Tenoch Huerta as Namor is already widely recognized as one of the major standouts of Black Panther: Wakanda Forever. Not only does this interpretation of Namor deliver one of the best villains/anti-heroes in Phase 4 of the Marvel Cinematic Universe, but it also makes way for a beautiful on-screen representation of a rich indigenous culture. Marvel Studios knew that they couldn’t introduce a more comic-accurate Namor and his kingdom of Atlantis since DC already beat them to the punch with 2018’s Aquaman. Instead, Wakanda Forever filmmaker Ryan Coogler gives the underwater people a fresh spin as Yucatec Mayans who miraculously settled in the ocean centuries ago to avoid the dangers of colonialism.
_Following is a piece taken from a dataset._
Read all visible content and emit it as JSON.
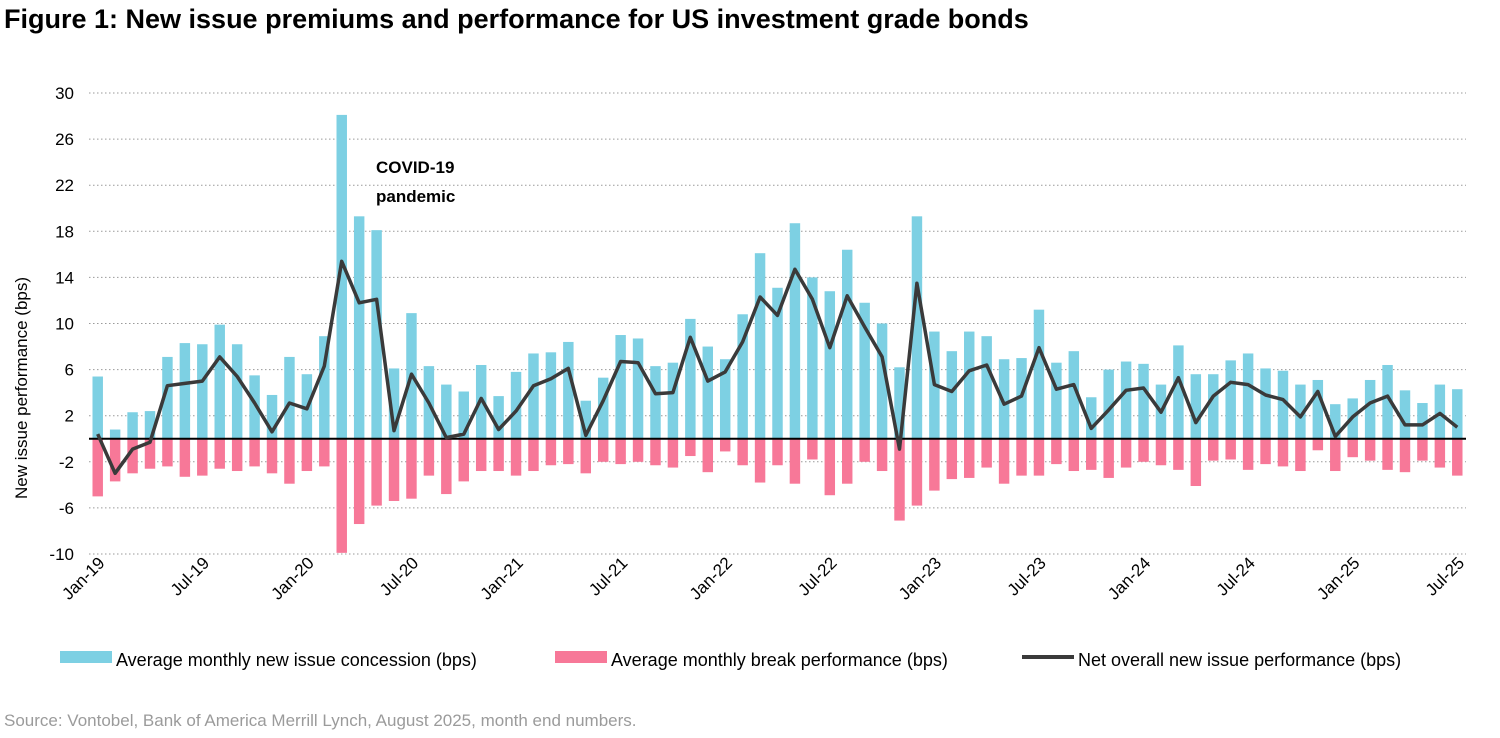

Black Panther: Wakanda Forever breaks down a few notable Hollywood barriers with its introduction of the underwater kingdom of Talocan, a term often associated with paradise in Latin American indigenous cultures. In giving an honest portrayal, the film features indigenous actors that speak Yucatec Maya for the majority of their screen time. Not too dissimilar from how Shang-Chi made headlines by utilizing more spoken Mandarin than what’s usually seen in major Hollywood productions, Wakanda Forever is the first of its kind to extensively feature Yucatec Maya. One of the 32 languages in the Mayan family, the use of Yucatec Maya in the MCU is an incredible feat given that its use has been on a steep decline due to generational divides in Latin America, and has been previously warned that it could eventually disappear altogether.
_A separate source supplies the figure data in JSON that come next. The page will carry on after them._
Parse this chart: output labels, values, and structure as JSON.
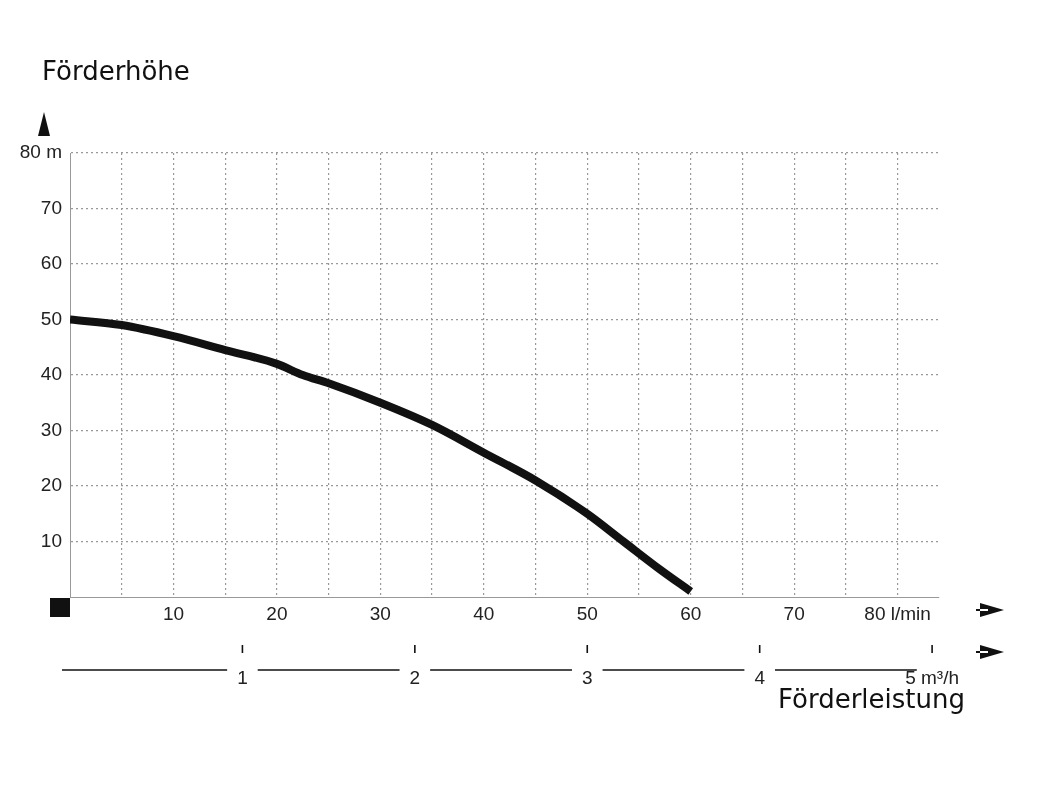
{
  "chart_data": {
    "type": "line",
    "xlabel": "Förderleistung",
    "ylabel": "Förderhöhe",
    "series": [
      {
        "color": "#111111",
        "x": [
          0,
          5,
          10,
          15,
          20,
          22.5,
          25,
          30,
          35,
          40,
          45,
          50,
          53.5,
          57,
          60
        ],
        "values": [
          50,
          49,
          47,
          44.5,
          42,
          40,
          38.5,
          35,
          31,
          26,
          21,
          15,
          10,
          5,
          1
        ]
      }
    ],
    "xlim": [
      0,
      84
    ],
    "xticks": [
      {
        "value": 5,
        "label": null
      },
      10,
      {
        "value": 15,
        "label": null
      },
      20,
      {
        "value": 25,
        "label": null
      },
      30,
      {
        "value": 35,
        "label": null
      },
      40,
      {
        "value": 45,
        "label": null
      },
      50,
      {
        "value": 55,
        "label": null
      },
      60,
      {
        "value": 65,
        "label": null
      },
      70,
      {
        "value": 75,
        "label": null
      },
      {
        "value": 80,
        "label": "80 l/min"
      }
    ],
    "x2lim": [
      0,
      5.04
    ],
    "x2ticks": [
      1,
      2,
      3,
      4,
      {
        "value": 5,
        "label": "5 m³/h"
      }
    ],
    "ylim": [
      0,
      80
    ],
    "yticks": [
      10,
      20,
      30,
      40,
      50,
      60,
      70,
      {
        "value": 80,
        "label": "80 m"
      }
    ],
    "grid": true,
    "legend": false,
    "marker": "none",
    "line_style": "solid"
  }
}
During the global press conference for Black Panther: Wakanda Forever, Namor actor Tenoch Huerta shared his hopes for how the film’s representation could inspire viewers, specifically those back in his home country of Mexico. “In Latin America, especially Mexico, we deny our indigenous roots, it’s just like a token sometimes,” Huerta says. Here, the actor is referring to how indigenous symbols and architecture are still incorporated everywhere in Latin America, but again these culturally significant languages are still at risk of extinction. Huerta explains that “in general terms, we deny it because it’s not about genes for us, but almost everybody in Mexico has indigenous or African roots.”
So how could the representation in Black Panther: Wakanda Forever inspire some change? Tenoch Huerta hopes that his take on Namor and Talocan “helps people to embrace who they are – who we are. To look at the mirror and say: what’s in the mirror is okay.” Speaking from his own personal experience growing up in Mexico, Huerta goes on to say, “They taught us to be ashamed of who we are, but it’s time to cut that off and say: This is who I am and I never had anything wrong with me… the mistake was in the eyes of who was looking at us, who were judging us, and most of the time, it was ourselves.”
A classic Marvel heavy-hitter like Namor receiving such a bold reimagining in one of the most anticipated blockbusters of the year, and brought to life by an actor as noble as Tenoch Huerta, could actually make a difference in this regard. Huerta states that “it’s time to change… and now reconcile who we are and reconcile with our ancestors, with our grandparents, and embrace them.” The actor’s bold words will ring loud for plenty of Latin American viewers. Thanks to Black Panther: Wakanda Forever, Namor has never been more popular in the mainstream, and there are already plenty of calls for a solo film. When fans will see Tenoch Huerta’s Namor and Talocan again in the MCU is currently unknown, but these high demands could be the first waves of change Huerta is hoping for.